A postman carries the mail in Angel Hill, Sutton, Surrey, a city center in the southern part of greater London, with the pedestrian bridge in the background. A horse and wagon can be seen even farther back, indicating that this photo was taken before the advent of the automobile, when it was still safe to walk in the road, if you watched where you stepped.

Walking with Jane Austen

“Jane Austen is an example of a respectable young woman, who, living a very sheltered and uneventful country life amid people to whom gentility was everything, yet nevertheless felt the urge to walk, even when others disapproved. It was indeed one of her few and greatest pleasures; she did not walk far, as compared with the walking-tourists, and the scenery of Hampshire, through which she walked, was not particularly striking; but she probably walked often, and by making a number of her characters also enjoy walking, she succeeds in transmitting to us something of her attitude and feeling about it. There is scarcely a novel without a young lady who walks. In Pride and Prejudice (1797) we have Elizabeth Bennett, who likes long, solitary walks; in Sense and Sensibility (1798) the Dashwood girls.

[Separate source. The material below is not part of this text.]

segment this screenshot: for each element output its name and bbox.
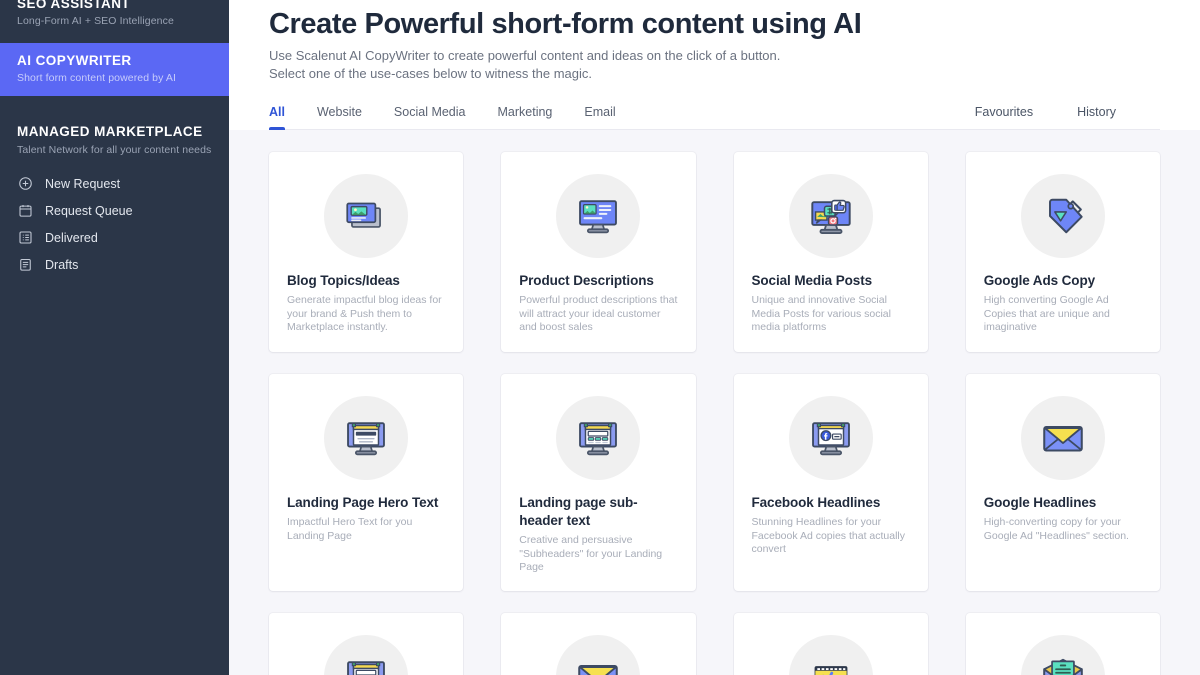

In Northanger Abbey (1798) it is Catherine Moreland, who goes walking with a mind tuned to the influence of nature; and twenty years later, in Persuasion (1818) Anne Elliot shows an even greater and almost Wordsworthian sensitivity to what Jane Austen calls the ‘peculiar and inexhaustible influence’ of nature on a ‘mind of taste and tenderness.’ This may perhaps be taken to show that not only Jane Austen herself, but many other young ladies of similar social position were kicking over the traces in this mild way.”

– Morris Marples in Shank’s Pony: A Study of Walking (1958)

Eager Walking

“With light step, as if earth and its trammels had little power to restrain him, a young man in gorgeous vestments pauses at the brink of a precipice among the great heights of the world; he surveys the blue distance before him — its expanse of sky rather than the prospect below. His act of eager walking is still indicated, although he is stationary at the given moment; his dog is still bounding. The edge which opens on the depth has no terror; it is as if angels were waiting to uphold him, if it came about that he leaped from the height… He is the spirit in search of experience.”

– Arthur Edward Waite in The Pictorial Key to the Tarot (1910), card designed by Pamela Colman Smith.

To Walk Freely

“Being born a woman is my awful tragedy. Yes, my consuming desire to mingle with road crews, sailors and soldiers barroom regulars — to be part of a scene, anonymous, listening, recording — all is spoiled by the fact that I am a girl, a female always in danger of assault and battery. My consuming interest in men and their lives is often misconstrued as a desire to seduce them, or as an invitation to intimacy. Yes, God, I want to talk to everybody I can as deeply as I can. I want to be able to sleep in an open field, to travel west, to walk freely at night.”